Establish and Track Your Nutrition
This is pretty crucial early on when starting to change your diet. I like to use an app called myfitnesspal it makes things really easy and even allows you to scan barcodes to automatically calculate nutrition info. The main focus at first should be your macronutrients and calorie intake. Macronutrients are your Fats, Protein, and Carbs. Myfitnesspal allows you to determine your total calorie intake, and lets you define macronutrient goals based on percentages.
Finding the proper percentages and calorie intake will vary person to person but I prefer to follow a ketogenic diet outlined here. It is really essential you know what is going into your body. Allowing you to tweak and adjust your nutritional intake to best fit your goals.
This is probably the most difficult for a lot of people, and to be honest properly measuring your progress can be difficult. I tend to lean on a couple tools to keep things more on the affordable side.

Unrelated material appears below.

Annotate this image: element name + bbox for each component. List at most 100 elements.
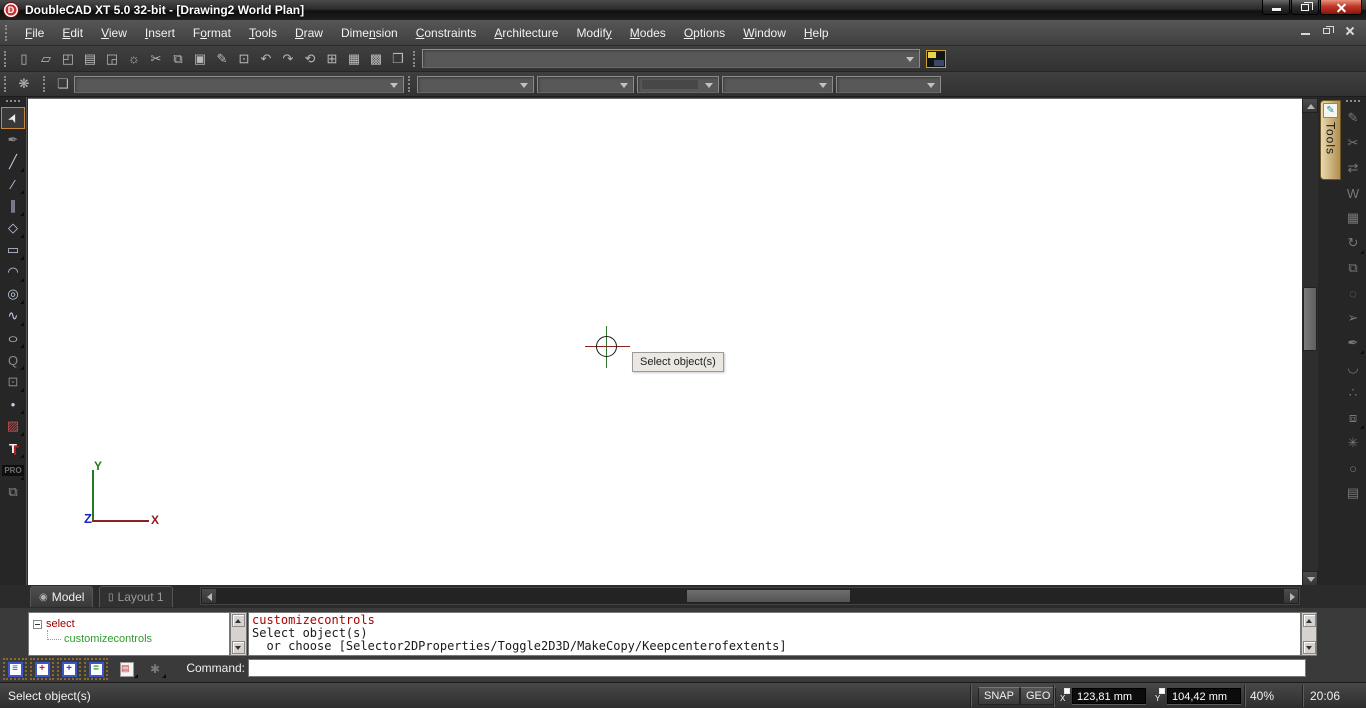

I use a basic weigh scale with my focus more on fluctuations and trends than the actual number on the scale. What you weigh doesn’t matter, it’s where your weight is going that will have the largest implications. I would recommend weighing yourself twice a week in the morning when you get up. It’s important to keep when you weigh yourself standard as your body weight can fluctuate throughout the day, giving you an inaccurate measurement of where you are going.
What you weigh doesn’t matter it’s where your weight is going that will have the largest implications
The second tool I use is simply how I feel. I am very conscious of my body’s reaction to food and beverage intake. If my body doesn’t react to something well I will document it and eliminate it from my diet. It is important to check in with yourself frequently. I find how feel to be the best indicator of nutrition quality and the overall balance of my diet.
The third tool is my appearance and can be self deprecating if not used properly. Everyone likes to focus on their belly or legs, areas that can carry a lot of fat. I like to focus on areas where I can spot differences easily such as the area around my eyes and my hands. When you pay close attention to specific areas they will give you a quick indicator of how your body is reacting to your diet. Not making you feel bad about how much work you have to do.
Sleep and water
The easiest to maintain but often neglected. These ones are simple, keep sleep consistent and take naps when necessary. If you have trouble falling asleep, try taking cold baths, described as the elephant tranquilizer by the great Tim Ferriss. His five tips to fall asleep faster can be found here.
For water intake I like to try to consumer 70 ounces of water a day. I accomplish this by bringing tea and water with me to work and between the two I usually can hit my quota.
These are simply but essential building blocks to proper nutrition and weight loss. It really isn’t about the specific diet or newest workout routine. The key is consistency and also properly educating yourself on what your body needs to be at it’s best.